Background Subtraction is one of the fundamental pre-processing steps in video processing. The goal is to distinguish between foreground and background for any given image and thus has numerous applications including security, privacy, surveillance and traffic monitoring to name a few. Unfortunately, no single algorithm exists that can handle various challenges associated with background subtraction such as illumination changes, dynamic background, camera jitter etc.
In this project, we are developing an universal and computationally efficient background subtraction algorithm to detect foreground objects that is robust in a wide range of operating conditions. The proposed algorithm first estimates a dense motion field between two consecutive frames, and obtains a motion-based foreground probability estimate for each pixel by comparing the motion field with its low-rank approximation. In parallel, color features are extracted by sliding a fixed-size neighborhood window over the entire image. Using the motion-based probability estimates, highly probable foreground and background color features are identified and used to learn foreground and background appearance models. These models then generate appearance-based probability estimate for each pixel. To overcome the inaccuracies in appearance modeling and background motion approximation, we incorporate an innovative Mega-pixel denoising process that uses color segmentation to smooth out the probability estimates. Finally, the denoised probability estimates are combined with the image gradient map to produce the output foreground mask under the Graph-Cut optimization framework. To cope with non-stationary dynamic scenes, the foreground and background appearance models are continuously updated with highly probable foreground and background color features. Comprehensive evaluation of proposed approach on publicly available test sequences show superiority of our system over other state-of-the-art algorithms.

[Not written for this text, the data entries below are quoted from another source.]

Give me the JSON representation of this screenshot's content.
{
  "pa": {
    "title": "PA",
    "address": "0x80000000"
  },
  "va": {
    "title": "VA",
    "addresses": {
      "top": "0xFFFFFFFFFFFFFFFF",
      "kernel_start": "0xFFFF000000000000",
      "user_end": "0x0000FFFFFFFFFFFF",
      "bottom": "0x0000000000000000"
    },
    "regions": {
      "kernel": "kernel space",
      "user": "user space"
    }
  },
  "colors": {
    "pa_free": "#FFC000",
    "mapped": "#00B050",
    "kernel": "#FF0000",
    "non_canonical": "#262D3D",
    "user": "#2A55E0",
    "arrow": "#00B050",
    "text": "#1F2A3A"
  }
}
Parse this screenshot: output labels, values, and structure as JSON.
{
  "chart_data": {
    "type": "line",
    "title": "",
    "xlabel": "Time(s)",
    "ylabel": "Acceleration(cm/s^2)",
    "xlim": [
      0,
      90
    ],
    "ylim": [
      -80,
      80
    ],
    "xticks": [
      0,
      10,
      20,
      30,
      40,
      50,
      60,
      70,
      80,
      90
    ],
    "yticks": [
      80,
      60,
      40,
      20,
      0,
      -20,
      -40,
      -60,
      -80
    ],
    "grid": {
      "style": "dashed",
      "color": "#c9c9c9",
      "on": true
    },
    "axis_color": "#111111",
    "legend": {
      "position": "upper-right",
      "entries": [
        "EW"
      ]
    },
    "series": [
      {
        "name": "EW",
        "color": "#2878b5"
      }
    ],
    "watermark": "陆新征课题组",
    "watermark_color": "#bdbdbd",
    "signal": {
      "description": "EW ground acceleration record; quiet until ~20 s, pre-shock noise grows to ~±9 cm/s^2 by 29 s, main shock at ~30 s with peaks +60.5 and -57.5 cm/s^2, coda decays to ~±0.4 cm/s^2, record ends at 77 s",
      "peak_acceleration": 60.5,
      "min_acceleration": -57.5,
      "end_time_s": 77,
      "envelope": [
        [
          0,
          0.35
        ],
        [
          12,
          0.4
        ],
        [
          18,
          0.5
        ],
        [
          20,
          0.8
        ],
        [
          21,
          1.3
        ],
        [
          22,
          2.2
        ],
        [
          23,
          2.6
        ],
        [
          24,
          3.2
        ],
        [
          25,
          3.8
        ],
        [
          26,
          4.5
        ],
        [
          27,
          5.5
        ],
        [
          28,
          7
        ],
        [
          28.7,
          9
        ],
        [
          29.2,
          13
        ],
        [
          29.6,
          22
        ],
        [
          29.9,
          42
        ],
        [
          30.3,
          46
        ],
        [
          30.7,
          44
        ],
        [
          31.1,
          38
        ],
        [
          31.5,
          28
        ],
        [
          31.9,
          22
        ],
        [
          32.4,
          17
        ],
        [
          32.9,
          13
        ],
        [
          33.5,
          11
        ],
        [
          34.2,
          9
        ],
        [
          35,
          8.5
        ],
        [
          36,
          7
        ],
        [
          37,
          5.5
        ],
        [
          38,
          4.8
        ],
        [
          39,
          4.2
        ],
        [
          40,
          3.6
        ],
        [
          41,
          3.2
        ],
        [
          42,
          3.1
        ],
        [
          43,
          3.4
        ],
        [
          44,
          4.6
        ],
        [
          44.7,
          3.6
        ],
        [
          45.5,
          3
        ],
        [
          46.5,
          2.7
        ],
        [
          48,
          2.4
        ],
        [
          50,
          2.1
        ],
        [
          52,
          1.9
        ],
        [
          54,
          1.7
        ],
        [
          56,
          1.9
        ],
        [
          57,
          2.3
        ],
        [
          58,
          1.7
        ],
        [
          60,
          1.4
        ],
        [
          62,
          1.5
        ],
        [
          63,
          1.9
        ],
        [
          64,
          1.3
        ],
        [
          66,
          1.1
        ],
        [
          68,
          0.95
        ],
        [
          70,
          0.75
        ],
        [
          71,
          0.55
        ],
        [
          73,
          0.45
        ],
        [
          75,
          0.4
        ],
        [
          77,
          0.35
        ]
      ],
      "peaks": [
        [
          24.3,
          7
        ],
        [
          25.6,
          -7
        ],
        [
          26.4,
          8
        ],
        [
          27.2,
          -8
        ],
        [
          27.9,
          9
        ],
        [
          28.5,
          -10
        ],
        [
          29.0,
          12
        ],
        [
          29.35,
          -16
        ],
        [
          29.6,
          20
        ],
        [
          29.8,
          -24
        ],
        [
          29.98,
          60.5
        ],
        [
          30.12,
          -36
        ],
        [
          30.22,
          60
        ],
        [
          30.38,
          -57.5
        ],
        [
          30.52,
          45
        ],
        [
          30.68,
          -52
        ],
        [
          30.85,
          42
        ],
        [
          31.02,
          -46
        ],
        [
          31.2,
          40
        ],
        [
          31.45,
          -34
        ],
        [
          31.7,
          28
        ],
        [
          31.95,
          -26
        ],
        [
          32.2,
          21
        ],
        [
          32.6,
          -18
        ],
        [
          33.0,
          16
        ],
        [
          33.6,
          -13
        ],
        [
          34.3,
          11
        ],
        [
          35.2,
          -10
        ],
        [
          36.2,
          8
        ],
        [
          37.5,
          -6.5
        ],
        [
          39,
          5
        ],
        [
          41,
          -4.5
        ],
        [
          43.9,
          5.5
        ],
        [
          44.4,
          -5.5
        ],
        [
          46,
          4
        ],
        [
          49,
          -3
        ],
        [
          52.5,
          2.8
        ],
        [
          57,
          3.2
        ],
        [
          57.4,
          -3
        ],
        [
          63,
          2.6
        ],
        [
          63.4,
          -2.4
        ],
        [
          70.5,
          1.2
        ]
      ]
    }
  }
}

- Sajid, H., S.-C. Cheung, and N. Jacobs. 2018. Motion and Appearance Based Background Subtraction For Freely Moving Cameras. Computer Vision and Image Understanding, Elsevier. (submitted)
- Sajid, H. and S.-C. Cheung. 2017. Universal Multimode Background Subtraction. IEEE Transactions on Image Processing, vol. 26, no. 7, pp. 3249-3260, July 2017.
- Sajid, H., S.-C. Cheung, and N. Jacobs. 2016. Appearance based Background Subtraction for PTZ Cameras. Signal Processing: Image Communication, Elsevier, vol. 47, September, pp. 417-425.